28. A method according to claim 27 wherein the bleaching detergent composition is that of claim 18.

29. A method according to claim 28 wherein the bleaching detergent composition is that of claim 19.

30. A method according to claim 28 wherein the composition is that according to claim 20.

31. A method according to claim 29 wherein the composition is that of claim 21, the composition concentration in the aqueous medium is from 0.05 to 1%, the temperature of the aqueous medium is from 10.degree. C. to 70.degree. C. and the pH is from 8 to 12.

32. A method according to claim 30 wherein the composition is that of claim 22, the composition concentration in the aqueous medium is from 0.05 to 1%, the temperature of the aqueous medium is from 10.degree. to 70.degree.
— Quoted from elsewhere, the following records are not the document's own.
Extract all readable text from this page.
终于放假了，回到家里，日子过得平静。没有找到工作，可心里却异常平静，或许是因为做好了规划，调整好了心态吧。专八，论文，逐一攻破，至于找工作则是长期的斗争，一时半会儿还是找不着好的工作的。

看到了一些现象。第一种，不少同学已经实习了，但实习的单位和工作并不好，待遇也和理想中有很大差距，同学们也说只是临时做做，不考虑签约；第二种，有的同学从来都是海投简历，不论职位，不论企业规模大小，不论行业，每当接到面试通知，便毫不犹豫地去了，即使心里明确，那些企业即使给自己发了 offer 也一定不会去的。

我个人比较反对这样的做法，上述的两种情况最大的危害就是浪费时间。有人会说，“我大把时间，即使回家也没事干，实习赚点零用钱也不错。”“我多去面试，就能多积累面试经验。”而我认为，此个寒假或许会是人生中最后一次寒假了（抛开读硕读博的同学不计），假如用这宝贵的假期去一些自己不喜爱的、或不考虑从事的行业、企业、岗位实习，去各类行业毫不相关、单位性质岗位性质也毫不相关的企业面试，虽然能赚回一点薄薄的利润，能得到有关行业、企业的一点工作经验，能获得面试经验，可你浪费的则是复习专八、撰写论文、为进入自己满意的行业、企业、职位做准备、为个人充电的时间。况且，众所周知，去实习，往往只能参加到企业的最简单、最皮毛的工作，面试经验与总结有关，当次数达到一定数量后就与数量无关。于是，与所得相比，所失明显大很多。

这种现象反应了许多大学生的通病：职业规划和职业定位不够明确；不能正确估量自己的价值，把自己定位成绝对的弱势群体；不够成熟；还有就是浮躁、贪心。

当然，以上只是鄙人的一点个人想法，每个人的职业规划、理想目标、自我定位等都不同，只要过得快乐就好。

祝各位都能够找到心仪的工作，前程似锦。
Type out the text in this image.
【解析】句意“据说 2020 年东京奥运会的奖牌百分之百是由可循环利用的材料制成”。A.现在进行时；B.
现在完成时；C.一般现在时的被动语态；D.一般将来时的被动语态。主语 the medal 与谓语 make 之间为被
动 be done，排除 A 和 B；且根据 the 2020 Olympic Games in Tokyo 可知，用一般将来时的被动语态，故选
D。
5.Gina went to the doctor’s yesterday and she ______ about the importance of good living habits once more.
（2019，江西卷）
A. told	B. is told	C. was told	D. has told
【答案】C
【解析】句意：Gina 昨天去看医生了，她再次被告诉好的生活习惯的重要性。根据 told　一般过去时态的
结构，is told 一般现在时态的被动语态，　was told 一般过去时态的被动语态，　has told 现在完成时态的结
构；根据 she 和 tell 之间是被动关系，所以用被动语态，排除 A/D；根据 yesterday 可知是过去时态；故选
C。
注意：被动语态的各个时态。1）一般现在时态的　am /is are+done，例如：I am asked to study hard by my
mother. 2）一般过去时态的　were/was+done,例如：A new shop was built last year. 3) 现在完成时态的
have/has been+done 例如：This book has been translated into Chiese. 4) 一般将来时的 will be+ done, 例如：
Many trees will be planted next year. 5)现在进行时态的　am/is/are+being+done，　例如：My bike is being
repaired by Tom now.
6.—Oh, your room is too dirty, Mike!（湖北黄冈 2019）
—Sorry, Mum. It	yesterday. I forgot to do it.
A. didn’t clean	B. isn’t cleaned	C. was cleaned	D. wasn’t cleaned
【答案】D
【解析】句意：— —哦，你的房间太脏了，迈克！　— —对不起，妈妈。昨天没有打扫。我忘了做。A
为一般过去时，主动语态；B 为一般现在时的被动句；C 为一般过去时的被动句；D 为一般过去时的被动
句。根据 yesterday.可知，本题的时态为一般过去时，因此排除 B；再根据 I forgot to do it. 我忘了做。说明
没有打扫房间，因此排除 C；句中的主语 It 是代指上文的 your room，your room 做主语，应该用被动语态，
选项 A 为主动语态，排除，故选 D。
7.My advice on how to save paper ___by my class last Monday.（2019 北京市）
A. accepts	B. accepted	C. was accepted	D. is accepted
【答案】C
C. and the pH is from 8 to 12.

33. An activated peroxy compound bleaching composition comprising a peroxy bleaching compound and a mixture of activators for such compound, at least one of which is an acyl activator which reacts with the peroxy anion of the peroxy compound to form a peracid, and the other of which is a triazine compound from which a peroxy anion from the peroxy compound displaces chlorine to form a hydroperoxide of the triazine compound, the ratio of active oxygen available from said peroxy bleaching compound to said mixture of activators for such compound being in the range of about 1:12 to 5:1, and the ratio of said acyl activator to said triazine compound activator being in the range of about 1:5 to 5:1.

34. An activated peroxy compound bleaching composition according to claim 33 wherein the peracid formed by the action of the peroxy compound with the acyl activator is peracetic acid.

35. A bleaching detergent composition comprising a normally solid synthetic organic detergent and an activated peroxy compound bleaching composition according to claim 33.